Claude: Of the easily accessible and free LLMs, I’ve had the best luck with Claude.ai. Llama 2 may be as good or better.
Bard/PaLM: Google’s LLM. Fast, efficient and familiar.
ChatGPT: OpenAI’s LLM. This works well. Free website can slow down due to user congestion limits. Subscription models exist, presumably with less congestion.

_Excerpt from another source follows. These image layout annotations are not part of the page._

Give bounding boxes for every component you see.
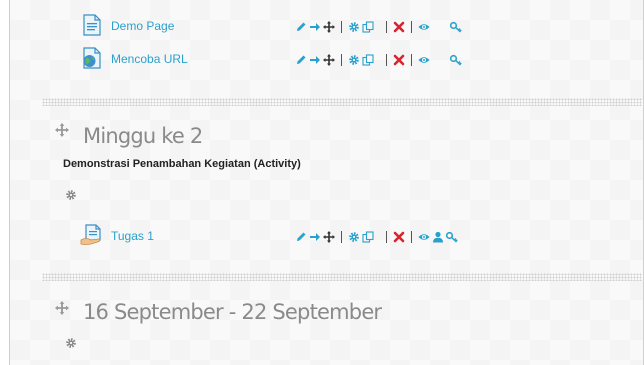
section-move-icon[interactable]: [55, 123, 69, 137]
tool-separator: [411, 21, 412, 33]
activity-link-tugas-1[interactable]: Tugas 1: [111, 229, 154, 243]
section-settings-gear-icon[interactable]: [65, 188, 77, 200]
activity-tools: [294, 229, 459, 245]
page-icon: [82, 14, 102, 41]
gear-icon[interactable]: [347, 230, 361, 244]
move-right-icon[interactable]: [308, 230, 322, 244]
assignment-icon: [80, 224, 104, 251]
move-icon[interactable]: [322, 230, 336, 244]
course-content: Demo Page Mencoba URL Minggu ke 2 Demons…: [9, 0, 644, 365]
edit-title-icon[interactable]: [294, 20, 308, 34]
gear-icon[interactable]: [347, 53, 361, 67]
tool-separator: [386, 21, 387, 33]
roles-key-icon[interactable]: [449, 53, 463, 67]
delete-icon[interactable]: [392, 53, 406, 67]
duplicate-icon[interactable]: [361, 230, 375, 244]
assign-role-user-icon[interactable]: [431, 230, 445, 244]
delete-icon[interactable]: [392, 230, 406, 244]
move-icon[interactable]: [322, 53, 336, 67]
edit-title-icon[interactable]: [294, 230, 308, 244]
activity-tools: [294, 19, 463, 35]
duplicate-icon[interactable]: [361, 53, 375, 67]
section-title: Minggu ke 2: [83, 124, 203, 148]
activity-link-mencoba-url[interactable]: Mencoba URL: [111, 52, 188, 66]
roles-key-icon[interactable]: [449, 20, 463, 34]
section-divider: [42, 98, 642, 106]
activity-tools: [294, 52, 463, 68]
activity-row-demo-page: Demo Page: [10, 14, 643, 38]
tool-separator: [411, 54, 412, 66]
section-summary: Demonstrasi Penambahan Kegiatan (Activit…: [63, 158, 301, 170]
eye-icon[interactable]: [417, 53, 431, 67]
tool-separator: [341, 231, 342, 243]
gear-icon[interactable]: [347, 20, 361, 34]
delete-icon[interactable]: [392, 20, 406, 34]
edit-title-icon[interactable]: [294, 53, 308, 67]
tool-separator: [411, 231, 412, 243]
activity-row-tugas-1: Tugas 1: [10, 224, 643, 248]
tool-separator: [386, 231, 387, 243]
roles-key-icon[interactable]: [445, 230, 459, 244]
section-title: 16 September - 22 September: [83, 300, 382, 324]
tool-separator: [341, 21, 342, 33]
section-move-icon[interactable]: [55, 301, 69, 315]
activity-row-mencoba-url: Mencoba URL: [10, 47, 643, 71]
move-right-icon[interactable]: [308, 53, 322, 67]
section-settings-gear-icon[interactable]: [65, 336, 77, 348]
tool-separator: [341, 54, 342, 66]
section-divider: [42, 273, 642, 281]
eye-icon[interactable]: [417, 230, 431, 244]
url-icon: [82, 47, 102, 74]
move-icon[interactable]: [322, 20, 336, 34]
tool-separator: [386, 54, 387, 66]
duplicate-icon[interactable]: [361, 20, 375, 34]
activity-link-demo-page[interactable]: Demo Page: [111, 19, 174, 33]
move-right-icon[interactable]: [308, 20, 322, 34]
eye-icon[interactable]: [417, 20, 431, 34]
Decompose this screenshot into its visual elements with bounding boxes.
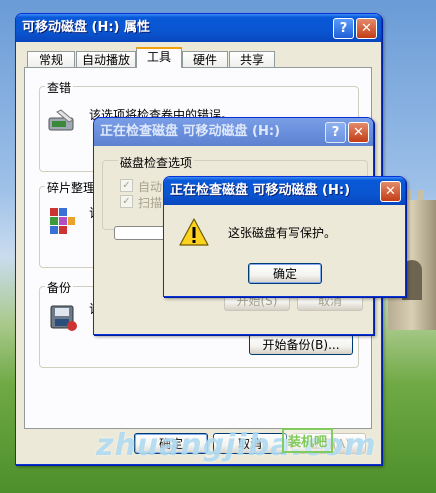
check-disk-icon [48,109,74,131]
backup-group-label: 备份 [45,279,74,296]
alert-titlebar: 正在检查磁盘 可移动磁盘 (H:) ✕ [164,177,405,205]
write-protect-alert: 正在检查磁盘 可移动磁盘 (H:) ✕ 这张磁盘有写保护。 确定 [163,176,406,297]
check-disk-help-button[interactable]: ? [325,122,346,143]
scan-label: 扫描 [138,196,163,210]
disk-options-label: 磁盘检查选项 [118,154,195,171]
properties-titlebar: 可移动磁盘 (H:) 属性 ? ✕ [16,14,381,42]
watermark-badge: 装机吧 [282,428,334,453]
properties-title: 可移动磁盘 (H:) 属性 [22,20,151,35]
tab-tools[interactable]: 工具 [136,47,182,68]
check-disk-close-button[interactable]: ✕ [348,122,369,143]
warning-icon [179,218,209,246]
start-backup-button[interactable]: 开始备份(B)... [249,334,353,355]
alert-close-button[interactable]: ✕ [380,181,401,202]
defrag-icon [50,208,75,234]
alert-message: 这张磁盘有写保护。 [228,226,337,240]
alert-ok-button[interactable]: 确定 [248,263,322,284]
defrag-group-label: 碎片整理 [45,179,98,196]
scan-checkbox[interactable]: ✓ [120,195,133,208]
auto-fix-checkbox[interactable]: ✓ [120,179,133,192]
check-disk-title: 正在检查磁盘 可移动磁盘 (H:) [100,124,281,139]
auto-fix-label: 自动 [138,180,163,194]
watermark-text: zhuangjiba.com [96,428,377,463]
help-button[interactable]: ? [333,18,354,39]
backup-icon [50,305,77,331]
close-button[interactable]: ✕ [356,18,377,39]
check-group-label: 查错 [45,79,74,96]
check-disk-titlebar: 正在检查磁盘 可移动磁盘 (H:) ? ✕ [94,118,373,146]
alert-title: 正在检查磁盘 可移动磁盘 (H:) [170,183,351,198]
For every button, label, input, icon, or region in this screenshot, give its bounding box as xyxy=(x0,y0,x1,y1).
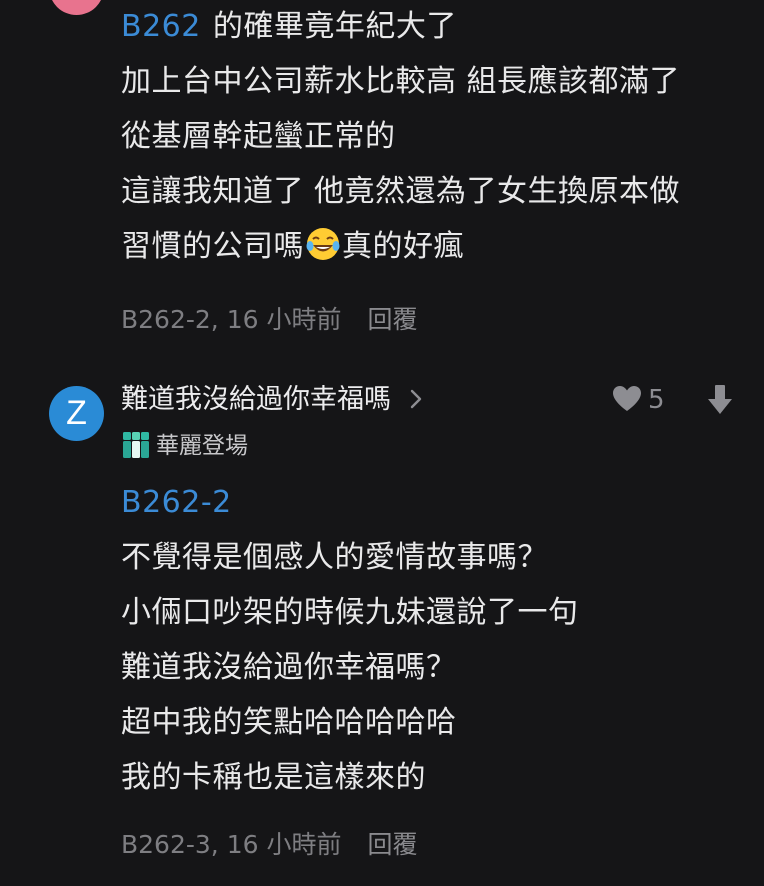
comment-line: 從基層幹起蠻正常的 xyxy=(121,119,396,154)
board-badge[interactable]: 華麗登場 xyxy=(121,428,248,464)
comment-text: 習慣的公司嗎 xyxy=(121,229,304,264)
comment-line: 小倆口吵架的時候九妹還說了一句 xyxy=(121,595,579,630)
author-name-text: 難道我沒給過你幸福嗎 xyxy=(121,384,391,415)
board-icon xyxy=(123,432,149,458)
laughing-tears-emoji xyxy=(306,228,340,260)
comment-meta-1: B262-2, 16 小時前 回覆 xyxy=(121,300,417,340)
reply-button[interactable]: 回覆 xyxy=(367,305,417,334)
like-count: 5 xyxy=(648,385,665,415)
comment-floor-time: B262-2, 16 小時前 xyxy=(121,305,342,334)
comment-line: 超中我的笑點哈哈哈哈哈 xyxy=(121,705,457,740)
board-name: 華麗登場 xyxy=(156,433,248,459)
like-button[interactable]: 5 xyxy=(612,382,665,418)
comment-text: 的確畢竟年紀大了 xyxy=(212,9,457,44)
heart-icon xyxy=(613,386,641,411)
comment-line: 習慣的公司嗎 真的好瘋 xyxy=(121,219,741,274)
author-name[interactable]: 難道我沒給過你幸福嗎 xyxy=(121,380,427,420)
comment-body-1: B262 的確畢竟年紀大了 加上台中公司薪水比較高 組長應該都滿了 從基層幹起蠻正… xyxy=(121,0,741,274)
comment-line: B262 的確畢竟年紀大了 xyxy=(121,0,741,54)
comment-line: 不覺得是個感人的愛情故事嗎？ xyxy=(121,540,548,575)
comment-text: 真的好瘋 xyxy=(342,229,464,264)
comments-screen: B262 的確畢竟年紀大了 加上台中公司薪水比較高 組長應該都滿了 從基層幹起蠻正… xyxy=(0,0,764,886)
comment-line: 加上台中公司薪水比較高 組長應該都滿了 xyxy=(121,64,681,99)
comment-body-2: B262-2 不覺得是個感人的愛情故事嗎？ 小倆口吵架的時候九妹還說了一句 難道… xyxy=(121,475,741,805)
chevron-right-icon xyxy=(410,389,422,409)
mention-link[interactable]: B262 xyxy=(121,9,201,44)
comment-floor-time: B262-3, 16 小時前 xyxy=(121,830,342,859)
comment-line: 難道我沒給過你幸福嗎？ xyxy=(121,650,457,685)
mention-link[interactable]: B262-2 xyxy=(121,485,232,520)
comment-line: B262-2 xyxy=(121,475,741,530)
avatar[interactable]: Z xyxy=(49,386,104,441)
comment-meta-2: B262-3, 16 小時前 回覆 xyxy=(121,825,417,865)
comment-line: 我的卡稱也是這樣來的 xyxy=(121,760,426,795)
avatar[interactable] xyxy=(49,0,104,15)
arrow-down-icon[interactable] xyxy=(707,384,733,416)
reply-button[interactable]: 回覆 xyxy=(367,830,417,859)
comment-line: 這讓我知道了 他竟然還為了女生換原本做 xyxy=(121,174,681,209)
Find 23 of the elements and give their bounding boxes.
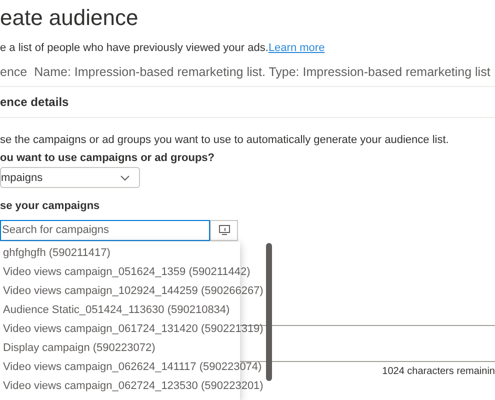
instructions-text: se the campaigns or ad groups you want to use to automatically generate your audience list. (0, 133, 449, 148)
campaigns-label: se your campaigns (0, 199, 100, 214)
search-field[interactable]: Search for campaigns (0, 220, 210, 241)
learn-more-link[interactable]: Learn more (268, 40, 325, 56)
campaign-option[interactable]: ghfghgfh (590211417) (0, 244, 266, 263)
browse-button[interactable] (210, 220, 238, 241)
campaign-option[interactable]: Video views campaign_061724_131420 (590221319) (0, 320, 266, 339)
character-count: 1024 characters remainin (382, 364, 495, 379)
description-text: e a list of people who have previously viewed your ads. (0, 41, 268, 56)
campaign-option[interactable]: Audience Static_051424_113630 (590210834) (0, 301, 266, 320)
scrollbar-thumb[interactable] (266, 243, 272, 381)
campaign-option[interactable]: Video views campaign_062724_123530 (590223201) (0, 377, 266, 396)
question-label: ou want to use campaigns or ad groups? (0, 150, 215, 166)
campaign-option[interactable]: Video views campaign_062624_141117 (590223074) (0, 358, 266, 377)
section-title: ence details (0, 94, 69, 112)
campaign-option[interactable]: Display campaign (590223072) (0, 339, 266, 358)
campaign-option[interactable]: Video views campaign_051624_1359 (590211442) (0, 263, 266, 282)
campaign-option[interactable]: Video views campaign_102924_144259 (590266267) (0, 282, 266, 301)
chevron-down-icon (120, 174, 130, 181)
audience-label: ence (0, 64, 28, 80)
page-title: eate audience (0, 4, 138, 32)
campaign-type-select[interactable]: mpaigns (0, 167, 140, 188)
audience-name-text: Name: Impression-based remarketing list. Type: Impression-based remarketing list (34, 64, 490, 81)
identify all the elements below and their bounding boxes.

Copilot: OpenAI’s codex LLM focused on code completion. In my experience copilot is less useful in understanding conceptual questions about computational data analysis. Uses the VSCode IDE; a nice app that works with many coding languages including R. VSCode also works with Quarto. The R set-up in VSCode is a bit cranky. If you’re a Pythonite, VSCode set-up is more convenient than R. If you’re an R coder, you might be happy sticking with RStudio.
Summary comparison
Claude and Llama 2 are my current favorites. Bard/PaLM and ChatGPT (via addins, poe.com, bing.com, or openai.com) have worked well in my tests. There seem to be some usage-congestion limitations, especially if you don’t subscribe or want to use the latest ChatGPT model.
Ethics
LLMs knowledge bases are private and lack transparency. There are important societal concerns about the fairness of equitable access to these tools. It’s unclear how developers or users of these models can be held accountable.